Checkpoint: for two flaws, a written low-versus-high comparison naming the specific defensive change (a prepared statement, an input filter, a token, an encoding on output) and explaining why it works or how it is still bypassable. If not: if you can see the exploit fails at “high” but cannot say what changed, read the module’s PHP source for both levels and diff them in your head, exactly the naming-the-control move you practiced in Task 2; this comparison is the highest-value writing in the lab.

Task 5: Notebook entry with AI Provenance (60 minutes)

Write .tutor/notebook/lab-04-dvwa-walkthrough.md. Required sections:

Pre-flight check. Burp is pre-flighted already; here, pre-flight running DVWA specifically (its deliberate exploitability, why localhost-only, the authorization scope of attacking your own install).
Concept naming. What does the low-versus-high comparison teach that exploitation alone does not?
Evidence. A link to dvwa-owasp-mapping.md, the two low-versus-high comparisons, and representative Burp screenshots.
Five-question debrief.
AI Provenance. Per the pattern, or a declared null if you used no AI.

Checkpoint: a committed entry with all sections; the OWASP mapping and the low-versus-high comparisons are the evidence, and the notebook adds the debrief and provenance. If not: if your provenance is a null because you used no AI, declare it explicitly rather than leaving the section blank, the same discipline as Lab 7.1.

Definition of Done

The lab is complete when dvwa-owasp-mapping.md covers all ten 2025 categories (demonstrated or honestly explained as not demonstrable), the two low-versus-high comparisons are written, and the notebook entry is committed.

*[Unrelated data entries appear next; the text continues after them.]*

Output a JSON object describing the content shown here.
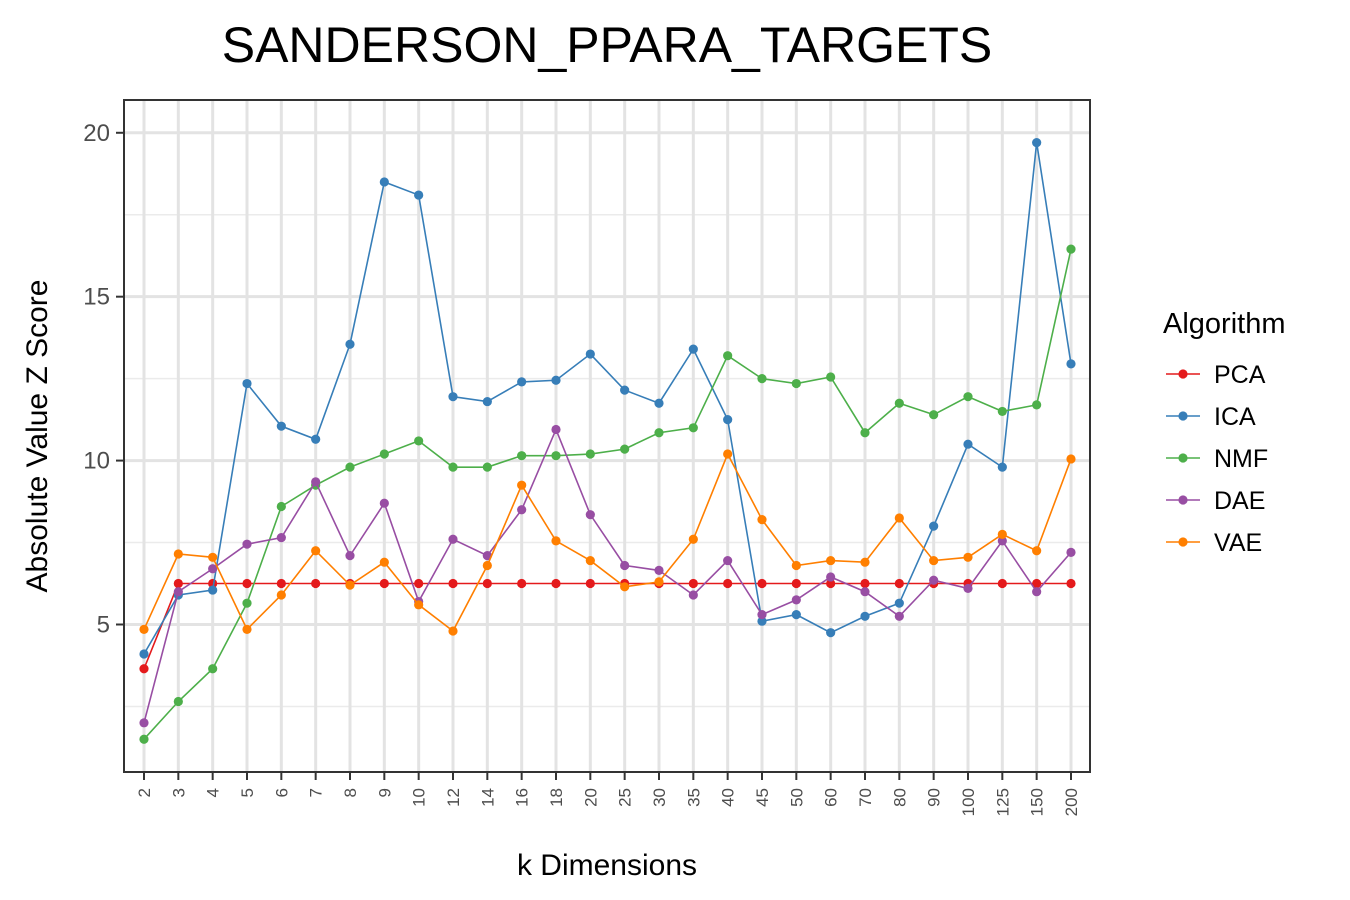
{
  "chart_data": {
    "type": "line",
    "title": "SANDERSON_PPARA_TARGETS",
    "xlabel": "k Dimensions",
    "ylabel": "Absolute Value Z Score",
    "categories": [
      "2",
      "3",
      "4",
      "5",
      "6",
      "7",
      "8",
      "9",
      "10",
      "12",
      "14",
      "16",
      "18",
      "20",
      "25",
      "30",
      "35",
      "40",
      "45",
      "50",
      "60",
      "70",
      "80",
      "90",
      "100",
      "125",
      "150",
      "200"
    ],
    "ylim": [
      0.5,
      21
    ],
    "yticks": [
      5,
      10,
      15,
      20
    ],
    "grid": true,
    "legend_title": "Algorithm",
    "legend_position": "right",
    "series": [
      {
        "name": "PCA",
        "color": "#e41a1c",
        "values": [
          3.65,
          6.25,
          6.25,
          6.25,
          6.25,
          6.25,
          6.25,
          6.25,
          6.25,
          6.25,
          6.25,
          6.25,
          6.25,
          6.25,
          6.25,
          6.25,
          6.25,
          6.25,
          6.25,
          6.25,
          6.25,
          6.25,
          6.25,
          6.25,
          6.25,
          6.25,
          6.25,
          6.25
        ]
      },
      {
        "name": "ICA",
        "color": "#377eb8",
        "values": [
          4.1,
          5.9,
          6.05,
          12.35,
          11.05,
          10.65,
          13.55,
          18.5,
          18.1,
          11.95,
          11.8,
          12.4,
          12.45,
          13.25,
          12.15,
          11.75,
          13.4,
          11.25,
          5.1,
          5.3,
          4.75,
          5.25,
          5.65,
          8.0,
          10.5,
          9.8,
          19.7,
          12.95
        ]
      },
      {
        "name": "NMF",
        "color": "#4daf4a",
        "values": [
          1.5,
          2.65,
          3.65,
          5.65,
          8.6,
          9.25,
          9.8,
          10.2,
          10.6,
          9.8,
          9.8,
          10.15,
          10.15,
          10.2,
          10.35,
          10.85,
          11.0,
          13.2,
          12.5,
          12.35,
          12.55,
          10.85,
          11.75,
          11.4,
          11.95,
          11.5,
          11.7,
          16.45
        ]
      },
      {
        "name": "DAE",
        "color": "#984ea3",
        "values": [
          2.0,
          6.0,
          6.7,
          7.45,
          7.65,
          9.35,
          7.1,
          8.7,
          5.7,
          7.6,
          7.1,
          8.5,
          10.95,
          8.35,
          6.8,
          6.65,
          5.9,
          6.95,
          5.3,
          5.75,
          6.45,
          6.0,
          5.25,
          6.35,
          6.1,
          7.55,
          6.0,
          7.2
        ]
      },
      {
        "name": "VAE",
        "color": "#ff7f00",
        "values": [
          4.85,
          7.15,
          7.05,
          4.85,
          5.9,
          7.25,
          6.2,
          6.9,
          5.6,
          4.8,
          6.8,
          9.25,
          7.55,
          6.95,
          6.15,
          6.3,
          7.6,
          10.2,
          8.2,
          6.8,
          6.95,
          6.9,
          8.25,
          6.95,
          7.05,
          7.75,
          7.25,
          10.05
        ]
      }
    ]
  }
}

The tutor runs the verification ritual: it picks one of your category mappings or one of your low-versus-high comparisons and asks you to explain it from memory, with your AI session closed: why this flaw belongs to that category, or exactly what the “high” level changed. The low-versus-high comparisons are the likeliest target, because they are where real understanding shows.

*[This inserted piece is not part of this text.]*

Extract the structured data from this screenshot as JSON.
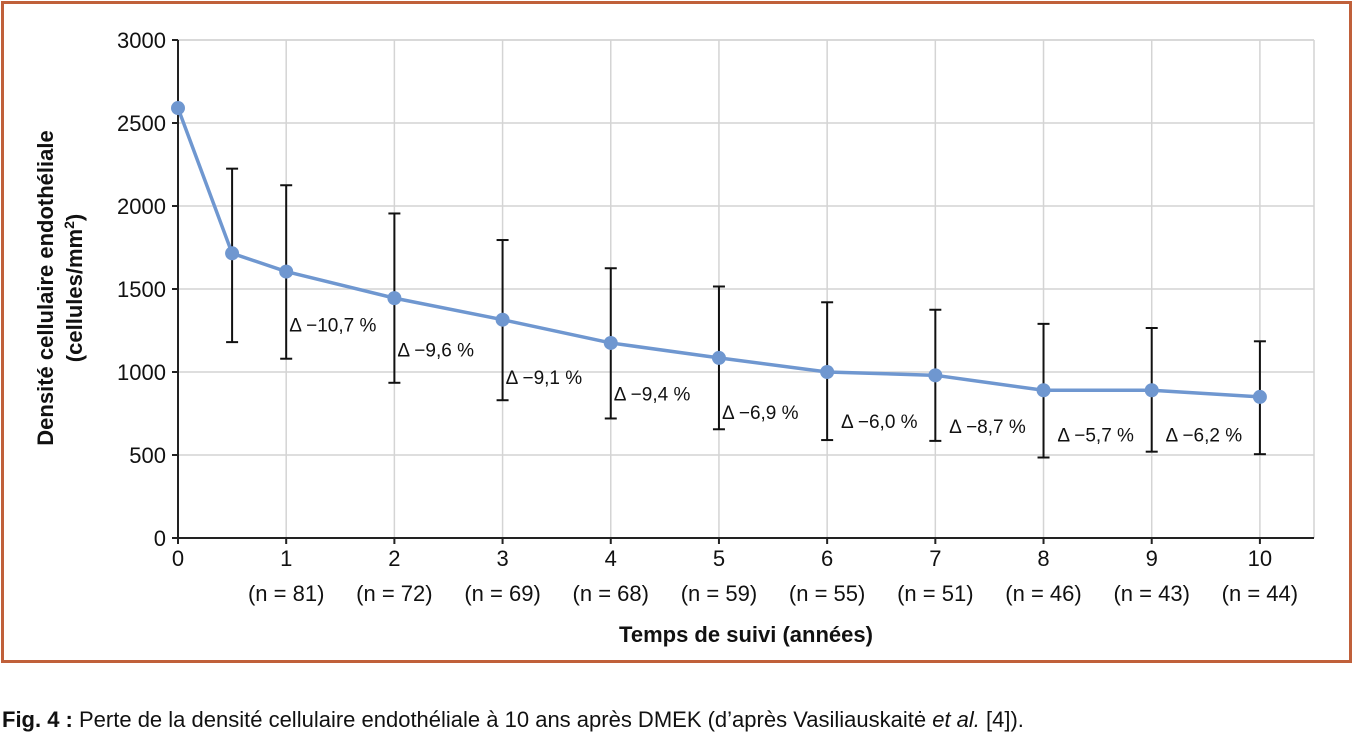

Self-explain: in one sentence, why does naming the control at “high” teach you more than running the exploit at “low”?

Stretch goals

For one flaw, find a bypass for the “medium” level but not “high,” and write up precisely why the medium control was incomplete and the high one was not. This is exactly the analysis you practiced in Task 2.
Take one category DVWA cannot demonstrate (supply chain, say) and write a half-page on where it would show up in a real app and how you would test for it. That writing is strong portfolio material.
Compare a DVWA module’s “high” source to the matching OWASP Cheat Sheet recommendation and note whether DVWA’s fix is the recommended one or merely a partial mitigation.

Troubleshooting

Forcing every category onto a module. Resist. A bad mapping is worse than an honest “not demonstrable here.” The 2025 list includes categories (supply chain, logging and alerting) DVWA was never built to show; say so.
The “high” level defeats your “low” approach and you want to look up the bypass. Use the brainstorming pattern (variants on a payload you crafted) and the tutor’s hint ladder instead. If you cannot bypass “high,” documenting the blocker honestly is a complete outcome.
Leaving DVWA reachable. Its defaults are insecure on purpose. Do not leave it running on a reachable network when you are not actively working it.
Letting the module labels do your thinking. You move faster here than in Juice Shop because DVWA labels its modules, but the module name is not the OWASP category; reason about the mapping yourself.

Time budget breakdown

Task 1: 60 minutes
Task 2: 30 to 45 minutes (the defense-reading method on your own toy app)
Task 3: 5 to 6 hours
Task 4: 2 hours
Task 5: 60 minutes
Buffer: 45 minutes

Total: 9 to 11 hours.

Resources

The DVWA project documentation: setup, the security-level switch, and the explicit warning about not exposing it. The module source code is open; read it for Task 4.
The OWASP Top 10 (2025) list and the per-category pages (see reading.md), which you use to justify each mapping.
The Burp Suite Community documentation from Lab 7.2.
Your Lab 7.3 recognition retrospective, which told you which categories you are weak on; spend your effort there.